Karp, along with Robert Langer from the Harvard-MIT Division of Health Sciences and Technology and Bryan Laulicht, a postdoctoral associate, have published their research, Simple battery armor to protect against gastrointestinal injury from accidental ingestion, online at the Proceedings of the National Academies of Science.
“We began to immediately layout a path, and one of the things we noticed that any time you put a battery into a device you always kind of need to push on it so there is some force acting on a battery, whereas outside the device that force doesn’t exist. So, we started to think: what if we could develop a coating that could be an insulator that wasn’t in use but when the battery was in a device it could be converted into a conductor? “ Karp said. “The only way that could work would be if the forces exhibited by the body – esophagus or GI tract were not sufficient enough to convert from an insulator or conductor.” Laulicht had already performed extensive modeling on the forces exerted on pills, allowing the researchers to easily adapt them to coin cell batteries.

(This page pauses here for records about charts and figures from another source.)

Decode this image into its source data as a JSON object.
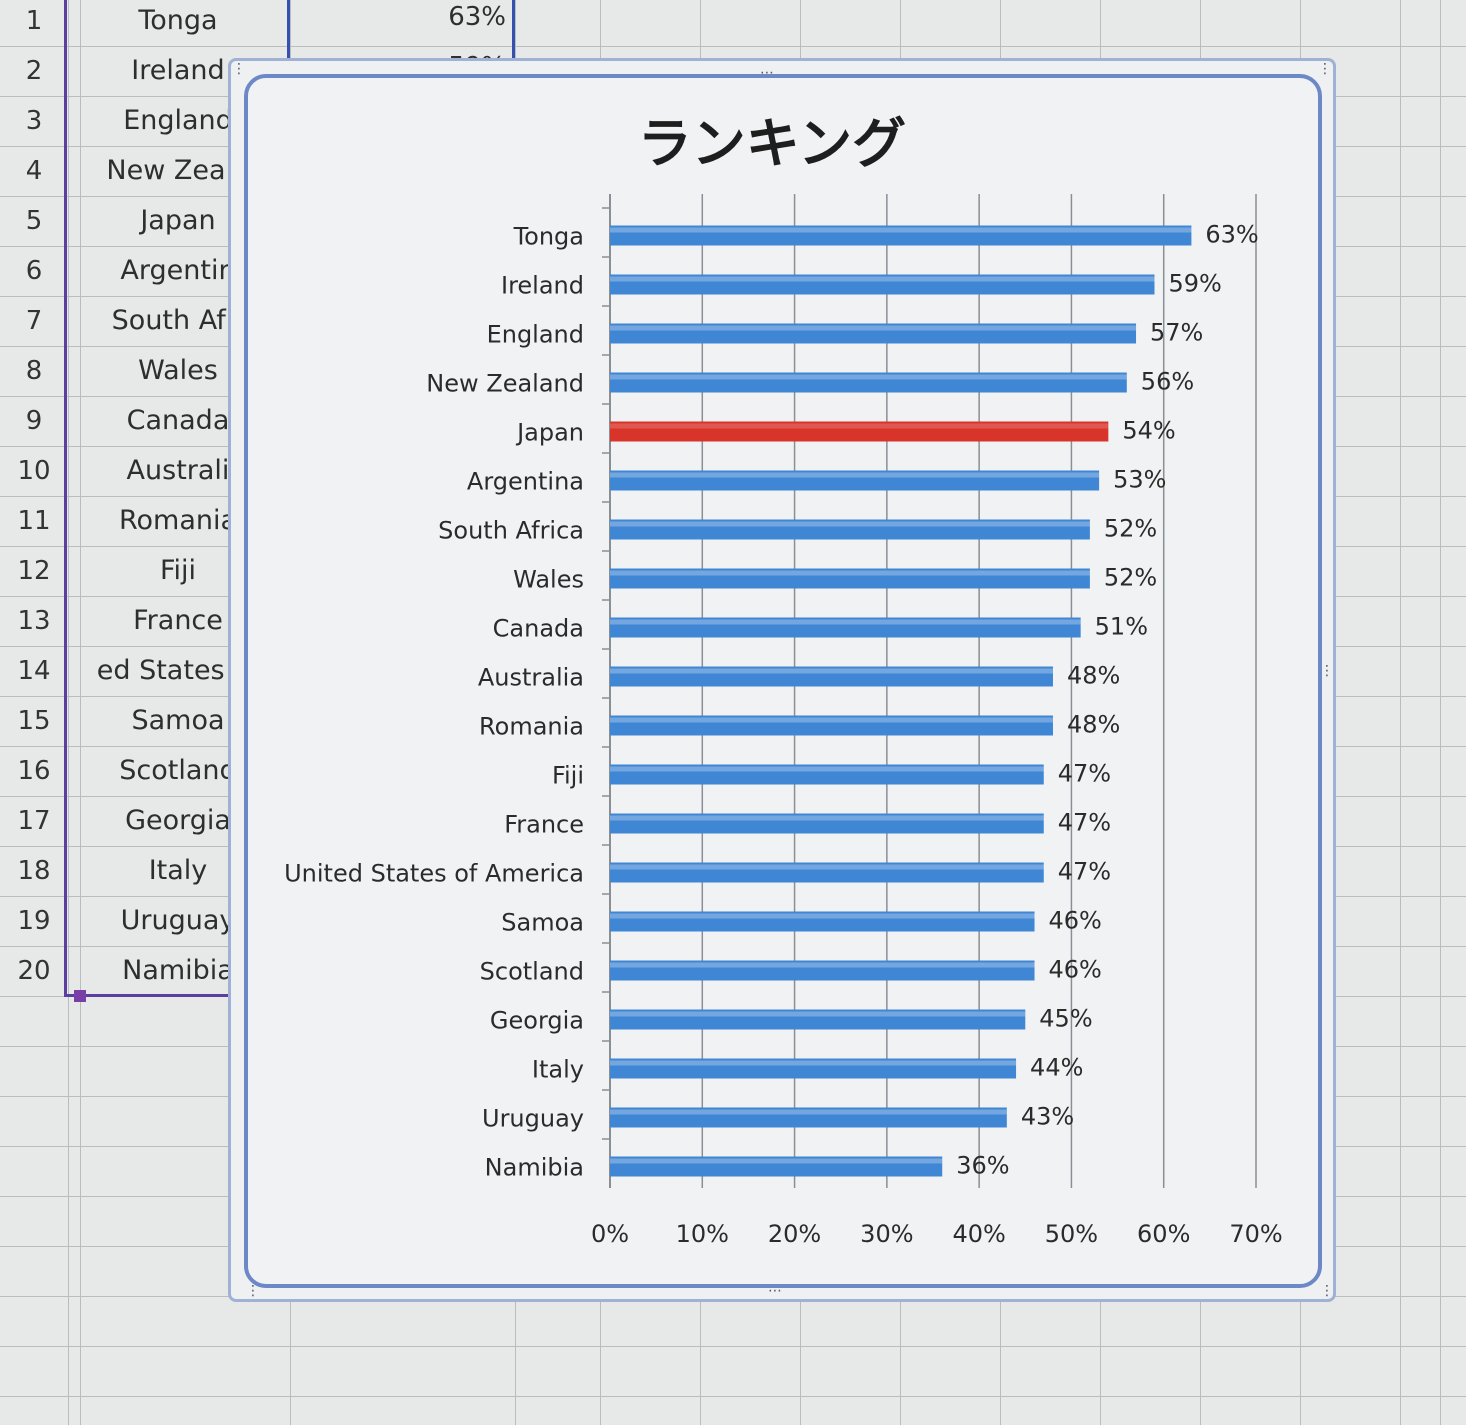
{
  "sheet": {
    "rows": [
      {
        "num": "1",
        "country": "Tonga",
        "value": "63%"
      },
      {
        "num": "2",
        "country": "Ireland",
        "value": "59%"
      },
      {
        "num": "3",
        "country": "England",
        "value": ""
      },
      {
        "num": "4",
        "country": "New Zeala",
        "value": ""
      },
      {
        "num": "5",
        "country": "Japan",
        "value": ""
      },
      {
        "num": "6",
        "country": "Argentin",
        "value": ""
      },
      {
        "num": "7",
        "country": "South Afri",
        "value": ""
      },
      {
        "num": "8",
        "country": "Wales",
        "value": ""
      },
      {
        "num": "9",
        "country": "Canada",
        "value": ""
      },
      {
        "num": "10",
        "country": "Australi",
        "value": ""
      },
      {
        "num": "11",
        "country": "Romania",
        "value": ""
      },
      {
        "num": "12",
        "country": "Fiji",
        "value": ""
      },
      {
        "num": "13",
        "country": "France",
        "value": ""
      },
      {
        "num": "14",
        "country": "ed States of",
        "value": ""
      },
      {
        "num": "15",
        "country": "Samoa",
        "value": ""
      },
      {
        "num": "16",
        "country": "Scotland",
        "value": ""
      },
      {
        "num": "17",
        "country": "Georgia",
        "value": ""
      },
      {
        "num": "18",
        "country": "Italy",
        "value": ""
      },
      {
        "num": "19",
        "country": "Uruguay",
        "value": ""
      },
      {
        "num": "20",
        "country": "Namibia",
        "value": ""
      }
    ]
  },
  "colors": {
    "bar": "#3f86d4",
    "bar_highlight": "#d8342a",
    "gridline": "#8a8f95"
  },
  "chart_data": {
    "type": "bar",
    "orientation": "horizontal",
    "title": "ランキング",
    "categories": [
      "Tonga",
      "Ireland",
      "England",
      "New Zealand",
      "Japan",
      "Argentina",
      "South Africa",
      "Wales",
      "Canada",
      "Australia",
      "Romania",
      "Fiji",
      "France",
      "United States of America",
      "Samoa",
      "Scotland",
      "Georgia",
      "Italy",
      "Uruguay",
      "Namibia"
    ],
    "values": [
      63,
      59,
      57,
      56,
      54,
      53,
      52,
      52,
      51,
      48,
      48,
      47,
      47,
      47,
      46,
      46,
      45,
      44,
      43,
      36
    ],
    "data_labels": [
      "63%",
      "59%",
      "57%",
      "56%",
      "54%",
      "53%",
      "52%",
      "52%",
      "51%",
      "48%",
      "48%",
      "47%",
      "47%",
      "47%",
      "46%",
      "46%",
      "45%",
      "44%",
      "43%",
      "36%"
    ],
    "highlight_category": "Japan",
    "xlim": [
      0,
      70
    ],
    "xticks": [
      "0%",
      "10%",
      "20%",
      "30%",
      "40%",
      "50%",
      "60%",
      "70%"
    ],
    "grid": true,
    "legend": "none",
    "xlabel": "",
    "ylabel": ""
  }
}
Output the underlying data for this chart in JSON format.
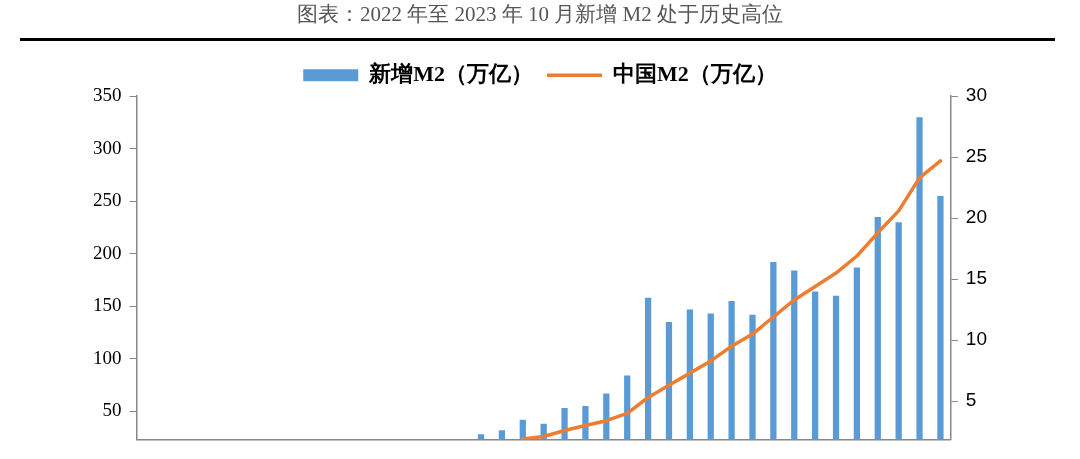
{
  "chart_data": {
    "type": "bar",
    "title": "图表：2022 年至 2023 年 10 月新增 M2 处于历史高位",
    "categories": [
      null,
      null,
      null,
      null,
      null,
      null,
      null,
      null,
      null,
      null,
      null,
      null,
      null,
      null,
      null,
      null,
      null,
      null,
      null,
      null,
      null,
      null,
      null,
      null,
      null,
      null,
      null,
      null,
      null,
      null,
      null,
      null,
      null,
      null,
      null,
      null,
      null,
      null,
      null
    ],
    "series": [
      {
        "name": "新增M2（万亿）",
        "type": "bar",
        "color": "#5b9bd5",
        "values": [
          null,
          null,
          null,
          null,
          null,
          null,
          null,
          null,
          null,
          null,
          null,
          null,
          null,
          null,
          null,
          null,
          28,
          32,
          42,
          38,
          53,
          55,
          67,
          84,
          158,
          135,
          147,
          143,
          155,
          142,
          192,
          184,
          164,
          160,
          187,
          235,
          230,
          330,
          255
        ]
      },
      {
        "name": "中国M2（万亿）",
        "type": "line",
        "axis": "y2",
        "color": "#ed7d31",
        "values": [
          null,
          null,
          null,
          null,
          null,
          null,
          null,
          null,
          null,
          null,
          null,
          null,
          null,
          null,
          null,
          null,
          null,
          null,
          1.9,
          2.1,
          2.6,
          3,
          3.4,
          4,
          5.3,
          6.3,
          7.3,
          8.3,
          9.5,
          10.5,
          11.9,
          13.3,
          14.4,
          15.5,
          16.9,
          18.8,
          20.6,
          23.3,
          24.7
        ]
      }
    ],
    "ylim": [
      23,
      350
    ],
    "yticks": [
      50,
      100,
      150,
      200,
      250,
      300,
      350
    ],
    "y2lim": [
      1.85,
      30
    ],
    "y2ticks": [
      5,
      10,
      15,
      20,
      25,
      30
    ],
    "legend": "top",
    "marker": "none",
    "line_style": "solid"
  }
}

“[We] quickly realized that even with the strongest possible forces that the gut can produce on these batteries, which is called nutcracker esophagus, even the greatest forces would not be able to convert this coating form an insulator to a conductor,” Karp said. “We wanted this to be as simple as possible and get this out there as easily as possible. We wanted to think of all of the ways we could make a coating that was essentially a switch.”
The researchers tested the battery in a pig showing that the coating acted as an insulator in the animals’ stomach, but worked perfectly in a device like a laser pointer. Traditional batteries caused substantial tissue damage. They are now working on getting the coating as thin as possible with the goal of applying it to three-volt batteries and insuring that they work in standard housing such as AV equipment. The ultimate challenge is to work with industry to develop a manufacturing process for the 5 billion batteries manufactured every year. The trio also has sought guidance from the National Capitol Poison Control Center.
While there has been progress solving the packaging problem, Karp says, “kids can get to them at that phase or when the batteries are disposed of. There continues to be a lot of kids who accidentally ingest. We feel focusing this on the level of the battery is the most important step in making the battery safer.”
For years, safety advocates have been asking the industry to change the design of the battery compartment, or the battery itself to mitigate the harm to children. The Safety Institute hopes the CPSC and industry can work with this team to mitigate the hazard and take the next big step towards protecting our children.